ECLI:NL:GHAMS:2020:805
Gerechtshof Amsterdam
- Beschikking
- A.V.T. de Bie
- M.T. Hoogland
- W.K. van Duren
- Rechtspraak.nl
Beëindiging bewind over goederen van rechthebbende na hoger beroep
In deze zaak heeft het Gerechtshof Amsterdam op 10 maart 2020 uitspraak gedaan in hoger beroep inzake de beëindiging van het bewind over de goederen van de rechthebbende. De rechthebbende, geboren in 1958 in Suriname, had in 2012 bewind aangevraagd omdat zij niet in staat was haar vermogensrechtelijke belangen te behartigen. De bewindvoerder, Obin B.V., was benoemd om het bewind uit te voeren. De rechthebbende heeft op 26 augustus 2019 hoger beroep ingesteld tegen een eerdere beschikking van de kantonrechter die haar verzoek tot opheffing van het bewind had afgewezen. Tijdens de mondelinge behandeling op 17 februari 2020 was de rechthebbende aanwezig, bijgestaan door haar advocaat, terwijl de bewindvoerder en andere belanghebbenden niet verschenen.

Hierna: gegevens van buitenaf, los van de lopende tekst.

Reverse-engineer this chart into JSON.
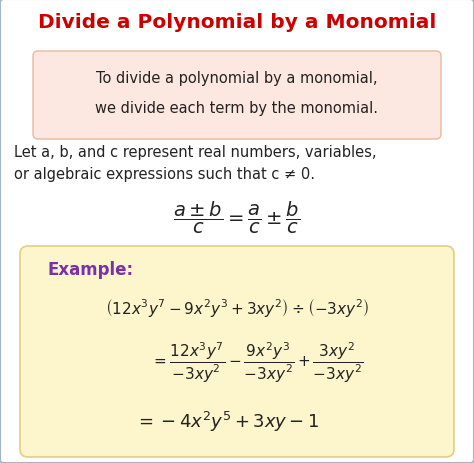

Het hof heeft vastgesteld dat de rechthebbende sinds juni of juli 2019 geen contact heeft gehad met de bewindvoerder en dat zij inmiddels schuldenvrij is. De rechthebbende heeft verklaard dat zij altijd heeft gewerkt en in staat is haar financiën zelf te regelen. Het hof oordeelde dat de noodzaak voor het bewind niet langer aanwezig is en heeft het verzoek van de rechthebbende om het bewind op te heffen toegewezen. De beschikking van de kantonrechter is vernietigd en het bewind is per 1 april 2020 opgeheven. De bewindvoerder is verplicht om binnen twee maanden na het einde van het bewind een eindrekening en -verantwoording af te leggen aan de rechthebbende.